Au cours de l’année 2018-2019 les étudiants ont réalisé une étude au profit de HOP (Halte à l’Obsolescence Programmée)  « Pour un meilleur encadrement juridique de l‘obsolescence programmée« .

L’association Halte à l’obsolescence programmée (HOP) a saisi la Clinique de l’environnement en 2019 d’une étude sur l’encadrement juridique de ce phénomène que l’on peut définir visant « l’ensemble des techniques par lesquelles les industriels visent à réduire sciemment la durée de vie des biens de consommation pour volontairement en augmenter le taux de remplacement et en ce sens encourager le consumérisme ». Il s’agissait de répondre à la demande suivant : quels sont les moyens juridiques de lutter efficacement contre l’obsolescence programmée des biens de consommation ? 

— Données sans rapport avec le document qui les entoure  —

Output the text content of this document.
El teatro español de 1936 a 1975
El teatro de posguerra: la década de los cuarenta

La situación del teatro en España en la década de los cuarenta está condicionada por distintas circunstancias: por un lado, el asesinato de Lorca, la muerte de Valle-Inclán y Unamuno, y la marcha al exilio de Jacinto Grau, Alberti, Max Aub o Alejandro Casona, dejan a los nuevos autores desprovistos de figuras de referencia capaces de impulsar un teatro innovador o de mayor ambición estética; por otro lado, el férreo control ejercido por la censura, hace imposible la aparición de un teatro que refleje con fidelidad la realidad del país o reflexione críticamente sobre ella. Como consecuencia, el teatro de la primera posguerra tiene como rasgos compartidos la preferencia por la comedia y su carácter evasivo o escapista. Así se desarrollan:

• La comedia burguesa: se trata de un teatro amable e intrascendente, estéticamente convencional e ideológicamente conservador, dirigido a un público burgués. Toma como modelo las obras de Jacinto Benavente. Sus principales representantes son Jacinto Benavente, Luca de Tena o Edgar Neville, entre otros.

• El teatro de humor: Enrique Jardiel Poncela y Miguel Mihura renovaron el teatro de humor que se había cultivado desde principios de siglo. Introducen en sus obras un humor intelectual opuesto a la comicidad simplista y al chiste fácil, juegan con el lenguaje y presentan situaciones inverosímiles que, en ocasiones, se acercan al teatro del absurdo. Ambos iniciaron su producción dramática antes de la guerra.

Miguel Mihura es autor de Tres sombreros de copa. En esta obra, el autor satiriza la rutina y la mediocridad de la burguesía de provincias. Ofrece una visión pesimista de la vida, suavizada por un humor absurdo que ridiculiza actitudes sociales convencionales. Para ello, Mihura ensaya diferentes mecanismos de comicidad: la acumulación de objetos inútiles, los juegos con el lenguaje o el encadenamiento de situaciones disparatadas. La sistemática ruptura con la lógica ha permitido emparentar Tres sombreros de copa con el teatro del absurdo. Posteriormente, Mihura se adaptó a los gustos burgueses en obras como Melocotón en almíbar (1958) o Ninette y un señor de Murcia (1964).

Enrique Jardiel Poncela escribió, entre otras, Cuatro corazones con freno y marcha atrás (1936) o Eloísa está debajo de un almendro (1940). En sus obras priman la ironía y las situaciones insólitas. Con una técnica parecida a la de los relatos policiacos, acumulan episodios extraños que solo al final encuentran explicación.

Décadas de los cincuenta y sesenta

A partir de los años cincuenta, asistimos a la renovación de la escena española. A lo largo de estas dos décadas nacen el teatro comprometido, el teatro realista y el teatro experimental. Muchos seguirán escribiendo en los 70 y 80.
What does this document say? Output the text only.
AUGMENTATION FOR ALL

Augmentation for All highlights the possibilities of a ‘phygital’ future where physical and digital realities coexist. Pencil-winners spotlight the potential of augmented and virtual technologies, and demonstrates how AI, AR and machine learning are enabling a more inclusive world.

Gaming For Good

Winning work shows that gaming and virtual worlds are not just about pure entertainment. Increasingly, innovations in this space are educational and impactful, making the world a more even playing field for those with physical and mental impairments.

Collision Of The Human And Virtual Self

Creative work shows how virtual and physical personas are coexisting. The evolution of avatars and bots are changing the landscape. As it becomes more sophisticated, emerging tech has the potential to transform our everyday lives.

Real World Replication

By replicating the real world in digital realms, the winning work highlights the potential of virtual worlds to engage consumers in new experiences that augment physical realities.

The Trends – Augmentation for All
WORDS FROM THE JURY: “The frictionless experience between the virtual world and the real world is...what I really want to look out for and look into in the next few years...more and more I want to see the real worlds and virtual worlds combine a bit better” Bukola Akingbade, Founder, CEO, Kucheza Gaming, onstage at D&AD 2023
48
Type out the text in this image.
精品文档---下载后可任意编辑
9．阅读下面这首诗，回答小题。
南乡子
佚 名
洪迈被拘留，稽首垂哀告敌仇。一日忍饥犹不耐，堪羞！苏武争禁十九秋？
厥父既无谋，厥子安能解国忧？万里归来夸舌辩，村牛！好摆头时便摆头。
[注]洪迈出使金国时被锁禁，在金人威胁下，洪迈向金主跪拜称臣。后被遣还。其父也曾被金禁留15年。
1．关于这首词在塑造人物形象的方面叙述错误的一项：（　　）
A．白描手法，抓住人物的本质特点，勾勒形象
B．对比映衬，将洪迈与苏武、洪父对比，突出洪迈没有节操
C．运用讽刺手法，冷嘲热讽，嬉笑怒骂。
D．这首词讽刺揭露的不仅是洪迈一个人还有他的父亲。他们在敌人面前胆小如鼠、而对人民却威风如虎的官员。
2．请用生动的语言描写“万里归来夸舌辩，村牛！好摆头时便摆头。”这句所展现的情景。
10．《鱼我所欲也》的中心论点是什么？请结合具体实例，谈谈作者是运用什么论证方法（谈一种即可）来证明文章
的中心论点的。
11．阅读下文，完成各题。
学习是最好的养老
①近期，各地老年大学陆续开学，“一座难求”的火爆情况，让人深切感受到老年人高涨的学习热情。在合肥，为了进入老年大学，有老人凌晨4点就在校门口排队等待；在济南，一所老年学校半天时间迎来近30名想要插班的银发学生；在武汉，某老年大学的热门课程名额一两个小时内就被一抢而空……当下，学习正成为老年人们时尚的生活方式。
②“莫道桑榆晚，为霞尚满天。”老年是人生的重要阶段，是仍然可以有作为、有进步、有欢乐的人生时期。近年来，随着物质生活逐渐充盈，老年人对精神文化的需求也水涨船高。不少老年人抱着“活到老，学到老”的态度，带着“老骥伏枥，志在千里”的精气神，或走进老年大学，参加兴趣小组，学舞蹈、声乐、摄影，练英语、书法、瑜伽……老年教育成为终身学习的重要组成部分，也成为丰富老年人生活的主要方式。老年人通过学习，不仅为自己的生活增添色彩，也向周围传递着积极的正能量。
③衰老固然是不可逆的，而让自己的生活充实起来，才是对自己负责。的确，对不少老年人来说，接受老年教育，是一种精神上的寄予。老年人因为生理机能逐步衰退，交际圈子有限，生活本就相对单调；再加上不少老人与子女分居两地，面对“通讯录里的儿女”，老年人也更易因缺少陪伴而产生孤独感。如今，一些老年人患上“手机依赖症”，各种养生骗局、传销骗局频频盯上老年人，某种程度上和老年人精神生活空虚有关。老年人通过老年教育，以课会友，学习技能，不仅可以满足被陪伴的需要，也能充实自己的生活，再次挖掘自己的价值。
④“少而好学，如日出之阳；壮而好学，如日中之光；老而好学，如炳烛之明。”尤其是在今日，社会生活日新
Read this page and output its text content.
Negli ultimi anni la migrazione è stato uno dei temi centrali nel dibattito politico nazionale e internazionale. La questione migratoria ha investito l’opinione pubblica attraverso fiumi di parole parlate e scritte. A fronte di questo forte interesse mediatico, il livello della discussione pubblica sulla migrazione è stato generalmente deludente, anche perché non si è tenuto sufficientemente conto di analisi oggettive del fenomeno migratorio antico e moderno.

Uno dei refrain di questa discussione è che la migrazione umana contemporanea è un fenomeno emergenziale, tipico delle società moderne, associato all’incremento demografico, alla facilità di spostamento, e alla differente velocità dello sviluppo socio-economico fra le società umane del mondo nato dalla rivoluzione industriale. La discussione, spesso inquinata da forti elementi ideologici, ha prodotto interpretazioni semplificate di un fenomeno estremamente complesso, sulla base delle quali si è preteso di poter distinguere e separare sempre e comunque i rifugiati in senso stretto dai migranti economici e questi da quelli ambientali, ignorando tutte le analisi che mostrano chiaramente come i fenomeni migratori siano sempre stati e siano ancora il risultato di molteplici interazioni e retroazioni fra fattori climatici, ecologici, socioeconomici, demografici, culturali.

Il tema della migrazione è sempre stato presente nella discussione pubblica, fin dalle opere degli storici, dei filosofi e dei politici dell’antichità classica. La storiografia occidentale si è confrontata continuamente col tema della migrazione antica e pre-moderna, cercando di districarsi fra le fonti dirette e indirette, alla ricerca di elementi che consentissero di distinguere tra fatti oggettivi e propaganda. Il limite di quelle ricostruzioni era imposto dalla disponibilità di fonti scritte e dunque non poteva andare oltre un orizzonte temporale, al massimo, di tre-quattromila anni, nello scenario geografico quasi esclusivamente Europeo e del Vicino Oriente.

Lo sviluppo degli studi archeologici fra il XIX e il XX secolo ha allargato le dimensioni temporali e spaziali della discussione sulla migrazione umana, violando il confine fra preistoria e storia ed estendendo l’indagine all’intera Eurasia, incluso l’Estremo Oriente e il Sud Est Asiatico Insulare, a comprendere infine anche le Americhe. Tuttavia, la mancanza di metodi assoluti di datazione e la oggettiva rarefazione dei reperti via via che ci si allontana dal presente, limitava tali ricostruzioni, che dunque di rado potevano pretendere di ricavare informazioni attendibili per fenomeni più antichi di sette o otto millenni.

L’équipe a procédé à une analyse complète de la législation française, européenne, des contentieux en cours et déjà tranchés, ainsi qu’à une étude de droit comparé. Il ressort de cette analyse que la lutte contre l’obsolescence programmée peut en effet être menée par des moyens directs (Partie I), notamment une pénalisation locale de la pratique, donnant lieu à des contentieux nationaux, contrebalançant le manque de législation européenne sur l’obsolescence programmée. Il apparaît également que des moyens indirects peuvent se révéler efficaces (Partie II), aussi bien en droit français que dans les autres droits nationaux des États membres de l’Union européenne et nécessairement en droit de l’Union européenne.